Comme pour toute fête de village, on recevait de la famille. Les femmes préparaient alors des plats traditionnels à cette fête : Pour midi, des escargots ; pour le soir, un cassoulet de haricots roux accompagnés d'un canard. 

"Dès le matin, les maîtresses de maison lavaient les escargots ramassés un ou deux mois avant et qui avaient jeûné depuis ; on leur donnait de temps en temps un peu de farine et du thym pour les parfumer. Le travail de lavage, assez long, consiste à malaxer à grandes poignées les escargots dans les marmites remplies d'eau et de vinaigre pour nettoyer les coquilles et faire baver les animaux. Cette opération avait lieu dans la rue pour faciliter les nombreux rinçages. Ces préliminaires culinaires réunissant les familles bavardes sur les pas de portes, constituaient déjà une partie de la fête. On préparait ensuite une sauce au safran qui devait imprégner toutes les coquilles, on entendait dire : "Cado cagarol deus beure un cop" (chaque escargot doit boire un coup), chacun devait emporter une quantité de sauce, mais par extension on pouvait comprendre qu'il fallait boire un coup après chaque escargot. Il est vrai, le vin et la nourriture tiennent une place importante dans la fête et pour caractériser l'aspect physique coloré des gros buveurs, on disait : "Las restas son rojas" (Les crêtes sont rouges).

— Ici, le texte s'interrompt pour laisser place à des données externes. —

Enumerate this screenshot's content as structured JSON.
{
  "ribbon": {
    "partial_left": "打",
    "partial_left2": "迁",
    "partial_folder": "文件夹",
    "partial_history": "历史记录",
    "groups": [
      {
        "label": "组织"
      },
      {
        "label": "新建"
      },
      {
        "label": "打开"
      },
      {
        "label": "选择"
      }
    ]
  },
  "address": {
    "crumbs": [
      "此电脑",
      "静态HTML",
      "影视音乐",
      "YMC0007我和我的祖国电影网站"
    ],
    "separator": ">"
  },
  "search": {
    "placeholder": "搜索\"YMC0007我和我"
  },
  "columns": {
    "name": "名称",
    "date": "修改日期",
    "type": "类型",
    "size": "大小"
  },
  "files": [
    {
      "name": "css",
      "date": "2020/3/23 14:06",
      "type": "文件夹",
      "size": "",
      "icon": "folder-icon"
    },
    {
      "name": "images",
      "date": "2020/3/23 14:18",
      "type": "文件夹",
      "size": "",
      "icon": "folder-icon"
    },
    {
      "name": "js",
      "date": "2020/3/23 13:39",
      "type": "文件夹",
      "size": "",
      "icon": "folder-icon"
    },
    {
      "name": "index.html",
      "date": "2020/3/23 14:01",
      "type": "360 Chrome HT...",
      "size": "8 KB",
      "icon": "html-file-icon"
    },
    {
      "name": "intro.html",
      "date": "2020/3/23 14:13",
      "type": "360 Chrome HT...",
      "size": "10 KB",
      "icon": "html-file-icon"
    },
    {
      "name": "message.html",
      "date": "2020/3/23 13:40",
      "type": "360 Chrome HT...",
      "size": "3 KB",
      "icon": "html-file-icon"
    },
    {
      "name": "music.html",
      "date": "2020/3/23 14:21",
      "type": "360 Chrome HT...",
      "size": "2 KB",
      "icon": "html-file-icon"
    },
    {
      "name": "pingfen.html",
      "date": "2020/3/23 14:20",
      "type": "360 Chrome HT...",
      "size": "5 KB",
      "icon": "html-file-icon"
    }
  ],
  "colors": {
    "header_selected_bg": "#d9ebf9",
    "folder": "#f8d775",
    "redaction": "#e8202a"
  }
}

(Jacques Khoudir / Travail de maîtrise)

Le début de la fête

Au milieu de l'après-midi, on voit arriver autour de l'âne et au centre des badauds, les visages grimés à l'aide d'un bouchon noirci à la flamme des festejaïres (fêtards). "Soun pla poulits" (Ils sont bien beaux), avec leurs chemises blanches dépareillées - les hommes en femme et les femmes en homme - avec un bonnet sur la tête. Il n'est pas rare d'en voir un avec une culotte de grand-mère. Les meneurs guident la danse et impulsent le rythme. En 1974, l'affaire suspecte de la mort du cardinal Daniélou chez une prostituée donne des idées à l'un d'entre-eux :

" Pour parodier l'affaire, il en prit les apparences et fut escorté par un groupe de jeunes habillés en moines, distribuant aux badauds des rondelles de tomates, en forme d'osties et fortement poivrées, bénissant le public en l'aspergeant à grands coups de goupillon trempé dans un seau hygiénique. Le simulacre de communion et de cérémonie religieuse avait un caractère sexuel marqué d'abord avec les aliments épicés pour solliciter le désir et puis par le besoin de salir au moyen d'aspersions d'immondices symboliquement représentées par le seau hygiénique ; cette cérémonie, répétée tout au long du parcours, interprétait d'une façon satirique et subversive l'actualité."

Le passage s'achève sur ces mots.